1. John Thorndike, a writer and farmer who lives in Athens, Ohio, has published his first book in 13 years, The Last of His Mind: A Year in the Shadow of Alzheimer's, a memoir of his father's struggle with Alzheimer’s disease. If you don't know the work of Thorndike, an underappreciated author who has written two very good novels and a memoir about fatherhood and mental illness, you can read an excerpt from the book at Thorndike's website. His father founded two magazines, Horizon and American Heritage, and Thorndike himself has had a fascinating life: working in the Peace Corps, farming, raising a son on his own, building houses, and writing. His clarity, sensitivity, and lyricism will undoubtedly reveal the character of his father in a fascinating light, as well as help those who are helping relatives with Alzheimer’s get on with their lives. There are at least two bases for readership of this book: fans of literature and readers of memoirs who are interested in the specific disease.

His other books are out of print, but I love Anna Delaney’s Child, a moving, lyrical novel about a divorced woman farmer struggling to recover from grief and devastation after the loss of her young child. This beautifully written and gripping novel mesmerized a group of us on AOL who read it together in the ‘90s.

His 1996 memoir, Another Way Home: A Single Father’s Story (published in paperback as Another Way Home: A Family’s Journey through Mental Illness) is a memoir of Thorndike’s raising his son, Janir, after his wife becomes ill with schizophrenia. Thorndike recounts the differences of the sixties and subsequent decades and his struggle to balance work, child care, and the occasional disruptive visits of his wife (whom we must pity, because the medications for schizophrenia make people feel so bad that they seldom stay on them, and this is the case with Clarissa). A sad, but powerful story.

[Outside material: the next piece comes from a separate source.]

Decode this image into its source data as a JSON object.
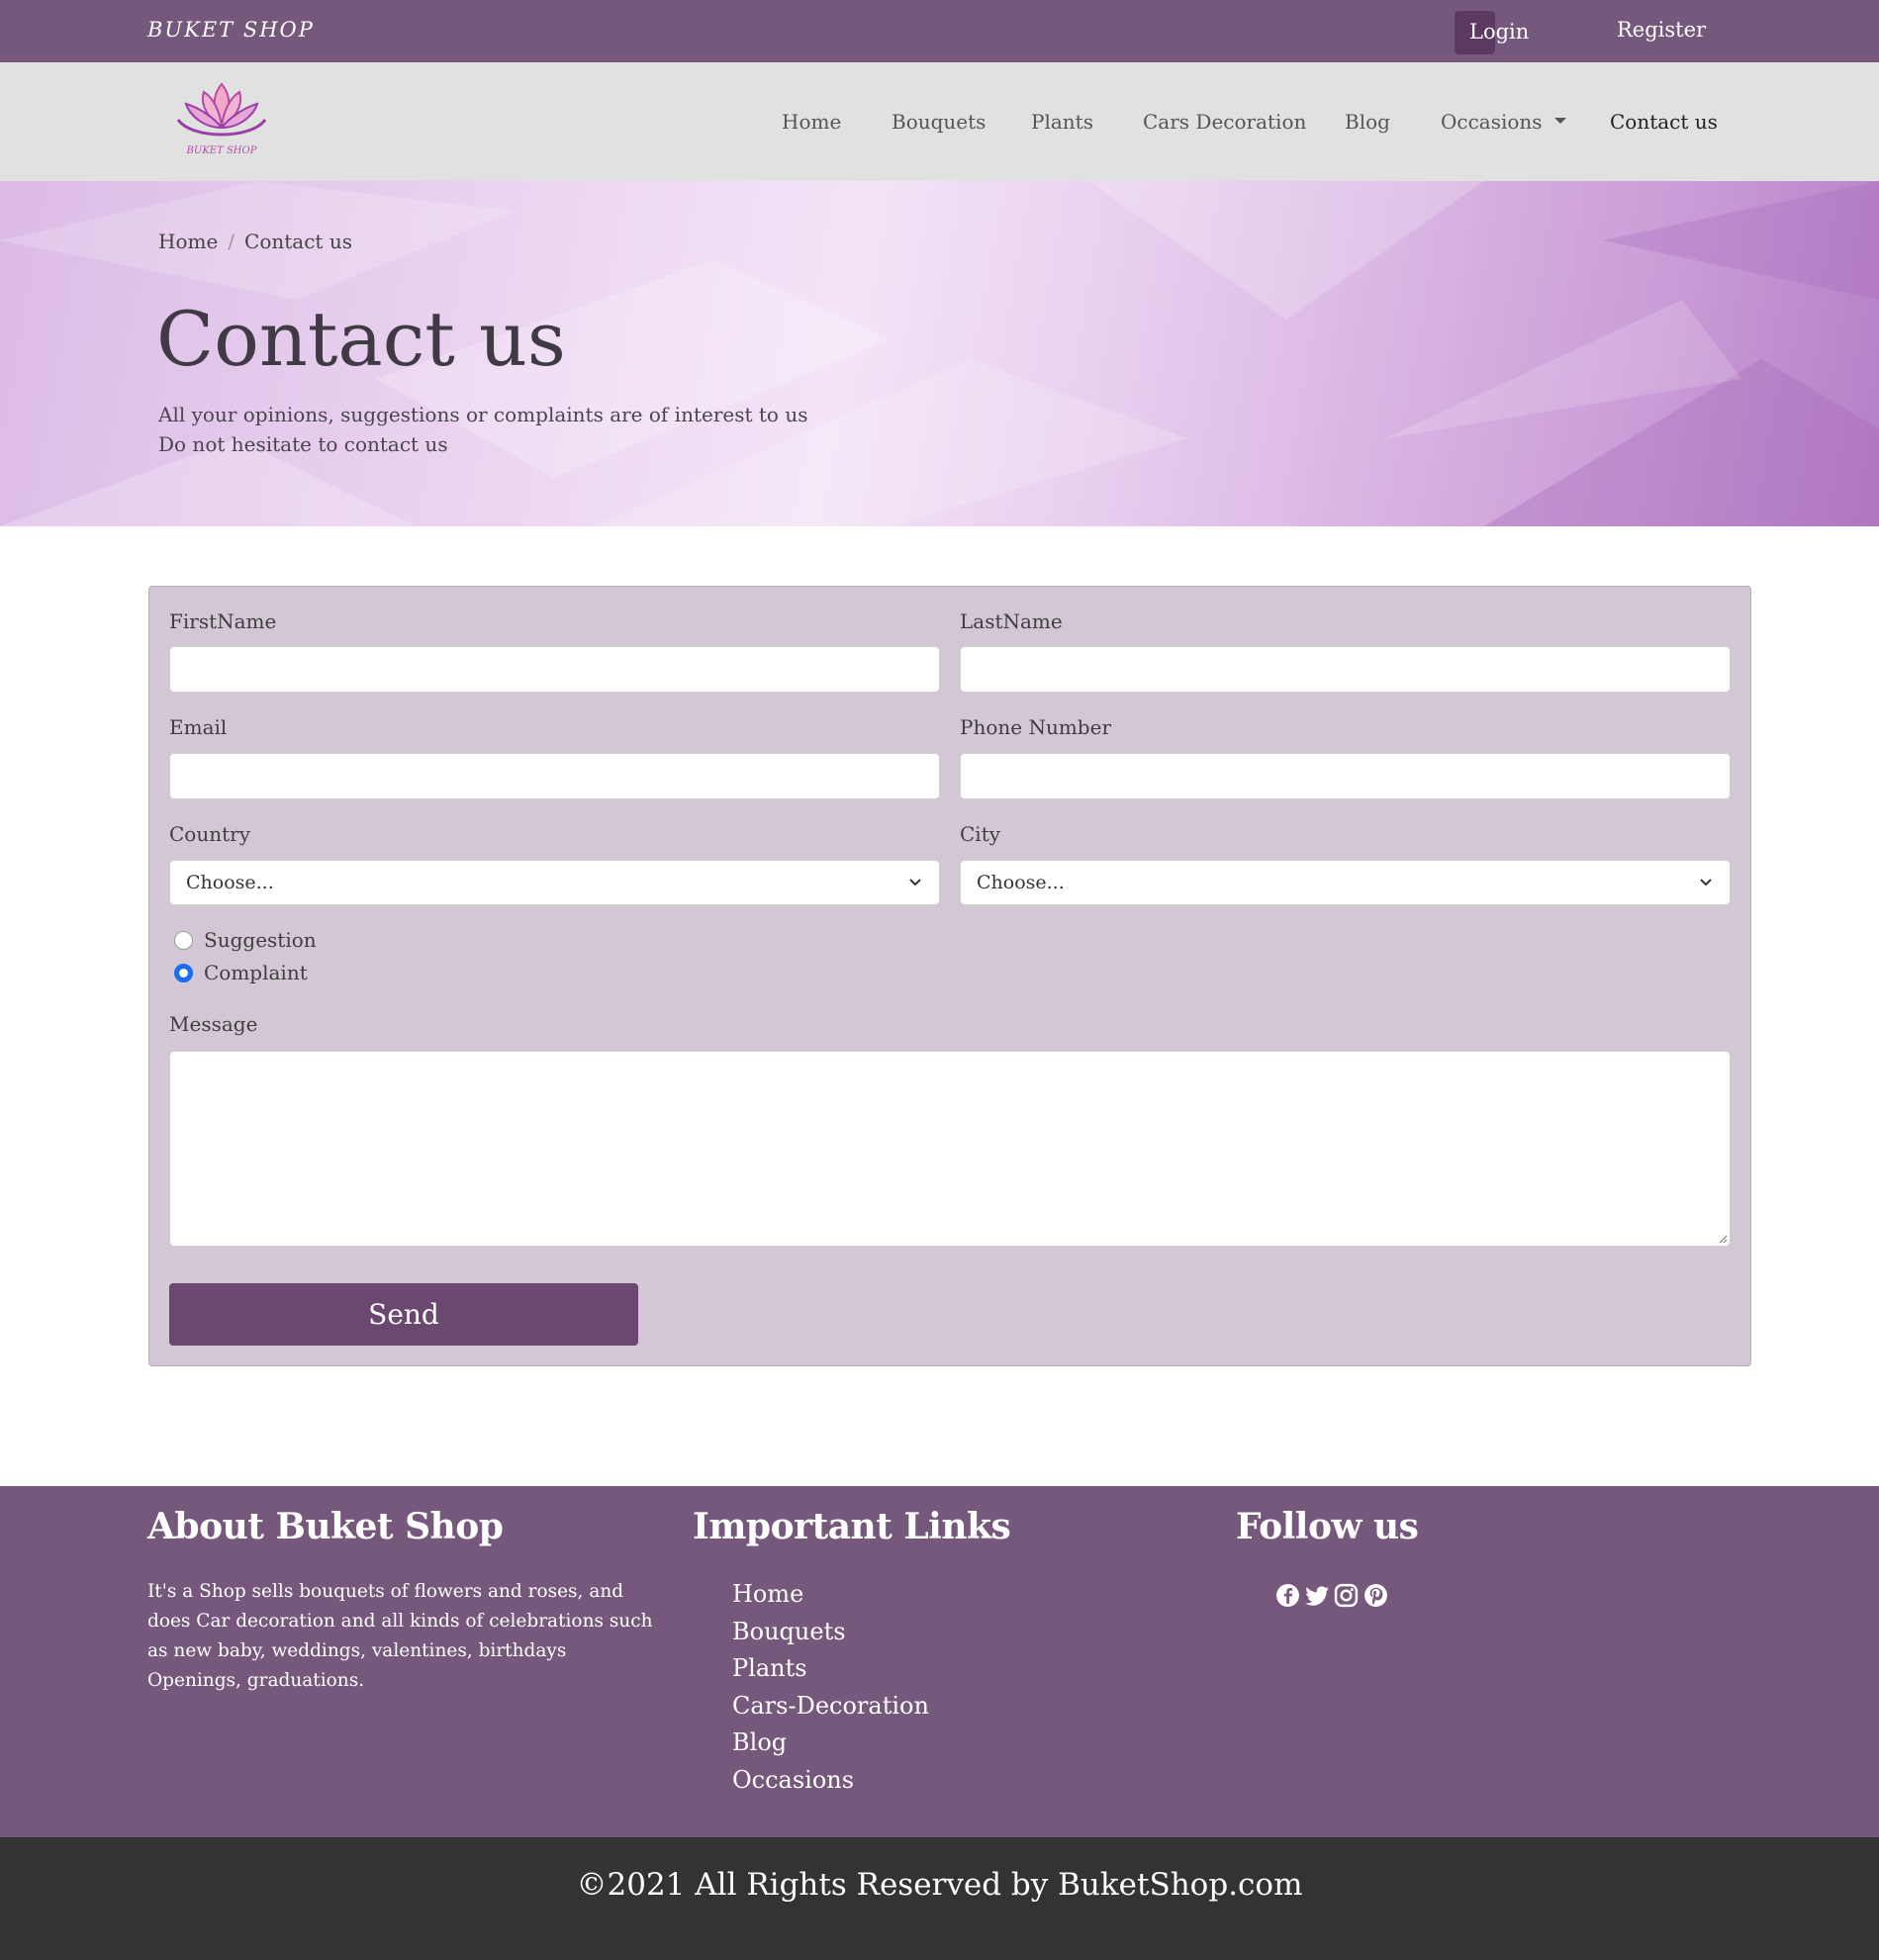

2. NEXT ON THE LIST: Yours Ever: People and Their Letters, by Thomas Mallon, the author of A Book of One’s Own: People and Their Diaries. The history of letters is an important and fascinating subject: they have been the primary source of much historical research, particularly about daily life, and are an endangered art, with e-mail abbreviating and in many instances taking precedence over the personal writing. Hang onto your letters!

By the way, Mallon is also a good historical novelist: every vacation I read one of his books, my favorite being Dewey Defeats Truman, set in Dewey’s hometown, Owasso, Michigan, and consisting of the interrelated stories of several townspeople and their politics.